Some 2,500 sets of data have been officially released by the government on to the internet. But what's the point of giving access to all these figures? Michael Blastland offers just a taste of what this information can do.
You search Google for "earthquakes". You've asked it to trawl not the web, but government databases - in this case the US geological survey - and it produces the results as an archive, with instant maps, ordered by date, with magnitude.
Or try "unemployment rate" or "population" followed by a US state or county. You will see recent estimates, then be offered an interactive chart that lets you add or remove different geographical areas.
This is the Google Public Data Project, one of many ideas capitalising on the increasing availability online of public data, of which data.gov.uk, launched yesterday, is the latest.
So, what do you want to know? No, go on, anything. That's what it feels like as you browse the increasing range of open data sources. Take the US site that was data.gov.uk's inspiration. It started last year but promises soon to bring 100,000 data sets. How about a just-released measure of the quantity of toxic chemicals emitted into the air each year? Coming right up, measured in lbs:
What chemicals are they talking about? Yep, got that. There's a selection.
That's a near 80% cut in 20 years - or so it seems. I'd like to check a few facts and definitions, but at first sight it looks quite a story. Interesting?
Maybe you don't want to know about toxic chemicals in the US. The point is that public bodies have gone confessional. They are increasingly ready to share what they know. Well, not quite all of it, but the oceans of data that once sat in archives are becoming steadily more available to anyone, to use any way they like: to produce fancy visualisations, use the information as power to seek change, improve their own choices, or just to satisfy their curiosity.

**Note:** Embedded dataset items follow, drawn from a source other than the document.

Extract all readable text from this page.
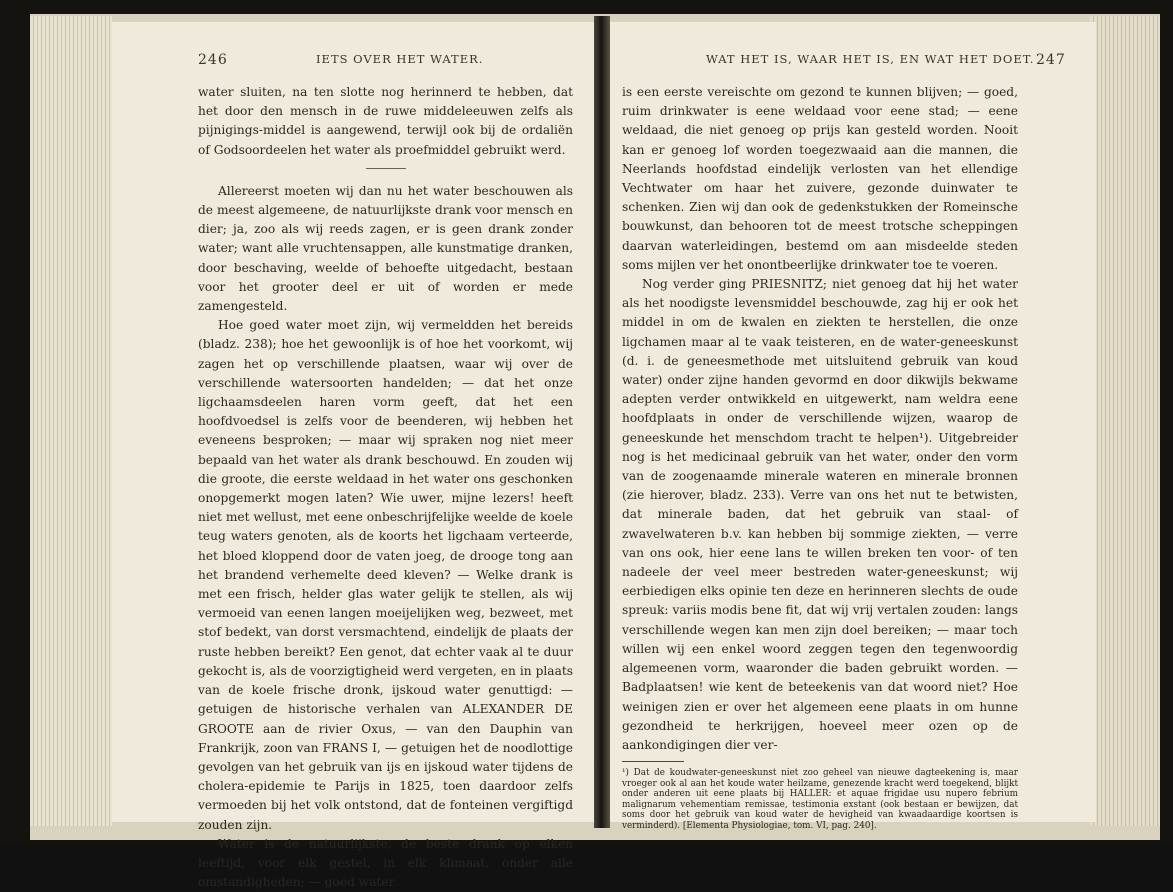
246	IETS OVER HET WATER.	WAT HET IS, WAAR HET IS, EN WAT HET DOET. 247

water sluiten, na ten slotte nog herinnerd te hebben, dat het door den mensch in de ruwe middeleeuwen zelfs als pijnigings-middel is aangewend, terwijl ook bij de ordaliën of Godsoordeelen het water als proefmiddel gebruikt werd.

Allereerst moeten wij dan nu het water beschouwen als de meest algemeene, de natuurlijkste drank voor mensch en dier; ja, zoo als wij reeds zagen, er is geen drank zonder water; want alle vruchtensappen, alle kunstmatige dranken, door beschaving, weelde of behoefte uitgedacht, bestaan voor het grooter deel er uit of worden er mede zamengesteld.

Hoe goed water moet zijn, wij vermeldden het bereids (bladz. 238); hoe het gewoonlijk is of hoe het voorkomt, wij zagen het op verschillende plaatsen, waar wij over de verschillende watersoorten handelden; — dat het onze ligchaamsdeelen haren vorm geeft, dat het een hoofdvoedsel is zelfs voor de beenderen, wij hebben het eveneens besproken; — maar wij spraken nog niet meer bepaald van het water als drank beschouwd. En zouden wij die groote, die eerste weldaad in het water ons geschonken onopgemerkt mogen laten? Wie uwer, mijne lezers! heeft niet met wellust, met eene onbeschrijfelijke weelde de koele teug waters genoten, als de koorts het ligchaam verteerde, het bloed kloppend door de vaten joeg, de drooge tong aan het brandend verhemelte deed kleven? — Welke drank is met een frisch, helder glas water gelijk te stellen, als wij vermoeid van eenen langen moeijelijken weg, bezweet, met stof bedekt, van dorst versmachtend, eindelijk de plaats der ruste hebben bereikt? Een genot, dat echter vaak al te duur gekocht is, als de voorzigtigheid werd vergeten, en in plaats van de koele frische dronk, ijskoud water genuttigd: — getuigen de historische verhalen van ALEXANDER DE GROOTE aan de rivier Oxus, — van den Dauphin van Frankrijk, zoon van FRANS I, — getuigen het de noodlottige gevolgen van het gebruik van ijs en ijskoud water tijdens de cholera-epidemie te Parijs in 1825, toen daardoor zelfs vermoeden bij het volk ontstond, dat de fonteinen vergiftigd zouden zijn.

Water is de natuurlijkste, de beste drank op elken leeftijd, voor elk gestel, in elk klimaat, onder alle omstandigheden; — goed water

is een eerste vereischte om gezond te kunnen blijven; — goed, ruim drinkwater is eene weldaad voor eene stad; — eene weldaad, die niet genoeg op prijs kan gesteld worden. Nooit kan er genoeg lof worden toegezwaaid aan die mannen, die Neerlands hoofdstad eindelijk verlosten van het ellendige Vechtwater om haar het zuivere, gezonde duinwater te schenken. Zien wij dan ook de gedenkstukken der Romeinsche bouwkunst, dan behooren tot de meest trotsche scheppingen daarvan waterleidingen, bestemd om aan misdeelde steden soms mijlen ver het onontbeerlijke drinkwater toe te voeren.

Nog verder ging PRIESNITZ; niet genoeg dat hij het water als het noodigste levensmiddel beschouwde, zag hij er ook het middel in om de kwalen en ziekten te herstellen, die onze ligchamen maar al te vaak teisteren, en de water-geneeskunst (d. i. de geneesmethode met uitsluitend gebruik van koud water) onder zijne handen gevormd en door dikwijls bekwame adepten verder ontwikkeld en uitgewerkt, nam weldra eene hoofdplaats in onder de verschillende wijzen, waarop de geneeskunde het menschdom tracht te helpen¹). Uitgebreider nog is het medicinaal gebruik van het water, onder den vorm van de zoogenaamde minerale wateren en minerale bronnen (zie hierover, bladz. 233). Verre van ons het nut te betwisten, dat minerale baden, dat het gebruik van staal- of zwavelwateren b.v. kan hebben bij sommige ziekten, — verre van ons ook, hier eene lans te willen breken ten voor- of ten nadeele der veel meer bestreden water-geneeskunst; wij eerbiedigen elks opinie ten deze en herinneren slechts de oude spreuk: variis modis bene fit, dat wij vrij vertalen zouden: langs verschillende wegen kan men zijn doel bereiken; — maar toch willen wij een enkel woord zeggen tegen den tegenwoordig algemeenen vorm, waaronder die baden gebruikt worden. — Badplaatsen! wie kent de beteekenis van dat woord niet? Hoe weinigen zien er over het algemeen eene plaats in om hunne gezondheid te herkrijgen, hoeveel meer ozen op de aankondigingen dier ver-

¹) Dat de koudwater-geneeskunst niet zoo geheel van nieuwe dagteekening is, maar vroeger ook al aan het koude water heilzame, genezende kracht werd toegekend, blijkt onder anderen uit eene plaats bij HALLER: et aquae frigidae usu nupero febrium malignarum vehementiam remissae, testimonia exstant (ook bestaan er bewijzen, dat soms door het gebruik van koud water de hevigheid van kwaadaardige koortsen is verminderd). [Elementa Physiologiae, tom. VI, pag. 240].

For example, how about the top 50 communities in Massachusetts, by snowmobile registrations?
As I write, I'm checking Many Eyes, a visualisation site where people take any piece of this torrent of data that interests them - or any piece of data from anywhere they choose - graph it this way and that, and post it for anyone to see. Some are better than others. Snowmobiles in Massachusetts is in one of the latest.
The snowmobile capital, if you really want to know, is the town of Otis, population 1,396, with 200, apparently. About one snowmobile for every seven people.
I can't vouch for this data, but the American data.gov site tells you if comparisons between years are safe, and so on. And it doesn't take long to find your way around.
The great advantage of this approach - where the data is free and easily accessible and left to others to exploit - is that whereas raw data looks unappealing, anyone can design tools to make it sing, mash it up with other data sources, like maps, to add extra layers of information.
Ito Labs' 2008 bicycle counts through the London
One arresting example in the UK is the use of traffic data by Ito Labs to produce graphics like this one (see right), which shows counts of bikes through the day, based on the UK traffic census. On the real thing, you can slide a timer in the top left to see how this changes through the day. See more
examples of traffic data or link to a demonstration video, here
Another application is the UK is School Guru. Put in your details and it calculates your child's chance of a place at your preferred school - last year, unfortunately. It's not a fortune-teller and doesn't guarantee a place this time, but it gives a steer.
The data on data.gov.uk has already been made public elsewhere. What's new is the attempt to put it one place and draw attention to it. So it is not perhaps a sudden bout of disclosure so much as an acknowledgement of a trend now well underway towards more open data, encouraged by organisations like the
Open Data Foundation
or the Guardian's
Free our Data campaign
The list of initiatives grows by the week. The Mayor of London is announcing a data store, Channel 4 has formed 4iP - the 4 Innovation for the Public (4iP) fund - and has been inviting bids for grants for people with good ideas for exploiting public information on digital platforms, including iPhone or Facebook. In the next few months, postcode and Ordnance Survey data are expected to become more freely available so that public data can be more easily and excitingly mapped by anyone who cares to try.
Other established media will be thinking hard about how to catch up with all this. But perhaps the biggest effect will be on the public, once used to thinking that data was either unobtainable or served up by big media, now helped to see that it can be easily, colourfully obtained, with scope for interaction, eventually at a high level of detail and relevance. If so, there'll be impatience for more.
Postcodes could be next
The biggest caveat is that almost all data, as Go Figure often has cause to demonstrate, needs handling with care. It is easy to use it to come to the wrong conclusions, to ignore its limitations, to be misled by samples, averages or outliers, to take but a few statistical snares. One of the most important tools for making good use of all this data will be statistical savvy.
Infinite as it might already feel, all this is but a small beginning. So although my own sampling of what's out there doesn't convince me that anyone is anywhere near exploiting the potential of the data that's now available, or could be, the game is on.